Ce sont des personnages qui habitent vos chansons ?

Oui, et je tiens à ce que les gens se racontent leur propre histoire à partir de ce que je chante, je veux leur donner le plaisir de l’imagination.

Votre vie y aussi sa place, quand vous chantez pour votre fils Nino !

C’est une chanson au premier degré née d’une improvisation pour lui. Je lui chante à la fois mon adrénaline, mon bonheur tellement grand que je ne sais quoi en faire, et le désarroi, que connaissent toutes les mamans, pour faire stopper ses petites larmes.

Et pourquoi en espagnol, est-ce une langue plus caline ?

ça compte pour moi de transmettre la culture familiale. Lui parler et lui chanter en espagnol, comme mes parents le faisaient avec moi, c’est une façon d’accomplir mon devoir de mémoire. C’est aussi beaucoup plus facile de faire sonner l’espagnol, le français est plus raide. Mais je me bats pour continuer à écrire en français, l’exercice est d’autant plus passionnant.

On parle beaucoup d’une application «Tinder-Ruiz», ça marchera comment ?
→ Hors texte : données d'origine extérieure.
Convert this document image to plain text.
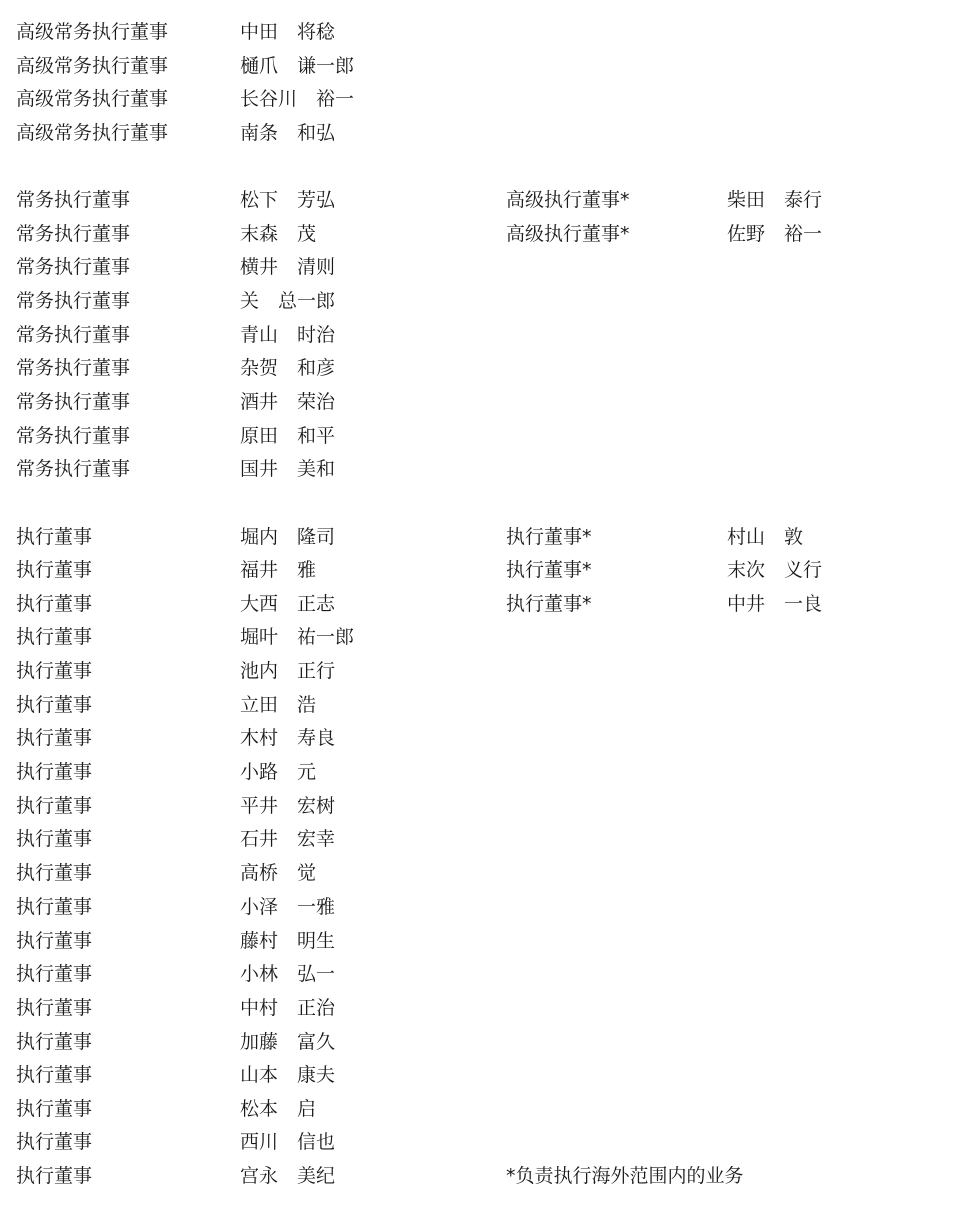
高级常务执行董事	中田　将稔
高级常务执行董事	樋爪　谦一郎
高级常务执行董事	长谷川　裕一
高级常务执行董事	南条　和弘
常务执行董事	松下　芳弘	高级执行董事*	柴田　泰行
常务执行董事	末森　茂	高级执行董事*	佐野　裕一
常务执行董事	横井　清则
常务执行董事	关　总一郎
常务执行董事	青山　时治
常务执行董事	杂贺　和彦
常务执行董事	酒井　荣治
常务执行董事	原田　和平
常务执行董事	国井　美和
执行董事	堀内　隆司	执行董事*	村山　敦
执行董事	福井　雅	执行董事*	末次　义行
执行董事	大西　正志	执行董事*	中井　一良
执行董事	堀叶　祐一郎
执行董事	池内　正行
执行董事	立田　浩
执行董事	木村　寿良
执行董事	小路　元
执行董事	平井　宏树
执行董事	石井　宏幸
执行董事	高桥　觉
执行董事	小泽　一雅
执行董事	藤村　明生
执行董事	小林　弘一
执行董事	中村　正治
执行董事	加藤　富久
执行董事	山本　康夫
执行董事	松本　启
执行董事	西川　信也
执行董事	宫永　美纪	*负责执行海外范围内的业务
En arrivant à mon concert, les gens se connecteront sur l’appli et ils pourront voter pour choisir des chansons et même nos tenues de scène, à moi et aux musiciens, ce sera rigolo depuis la loge de voir les votes, ça cassera la routine des tournées. Et ceux qui ont envie de faire une rencontre pourront utiliser la rubrique «tinder éphémère» parce que je crois aux coups de foudre amoureux et amicaux. La solitude est une réalité de notre époque, alors si j’ai une microscopique possibilité de la briser pour quelques personnes, je ne veux pas m’en priver.

Vous, la Parisienne de Marseillette, vous sentez-vous occitane ?

Toujours à 200 % ! Mon attachement fort à ma région se manifeste par des retours au sud dès que j’ai un peu de temps et par le harcèlement que je fais dans les bars pour qu’ils proposent du corbières ou du minervois ! J’envoie aussi tous les gens que je connais en vacances chez nous !

Olivia Ruiz « A nos corps aimants », disque Polydor. En concert le 26 janvier à Perpignan, le 27 à Béziers et le 9 février au Bikini de Ramonville.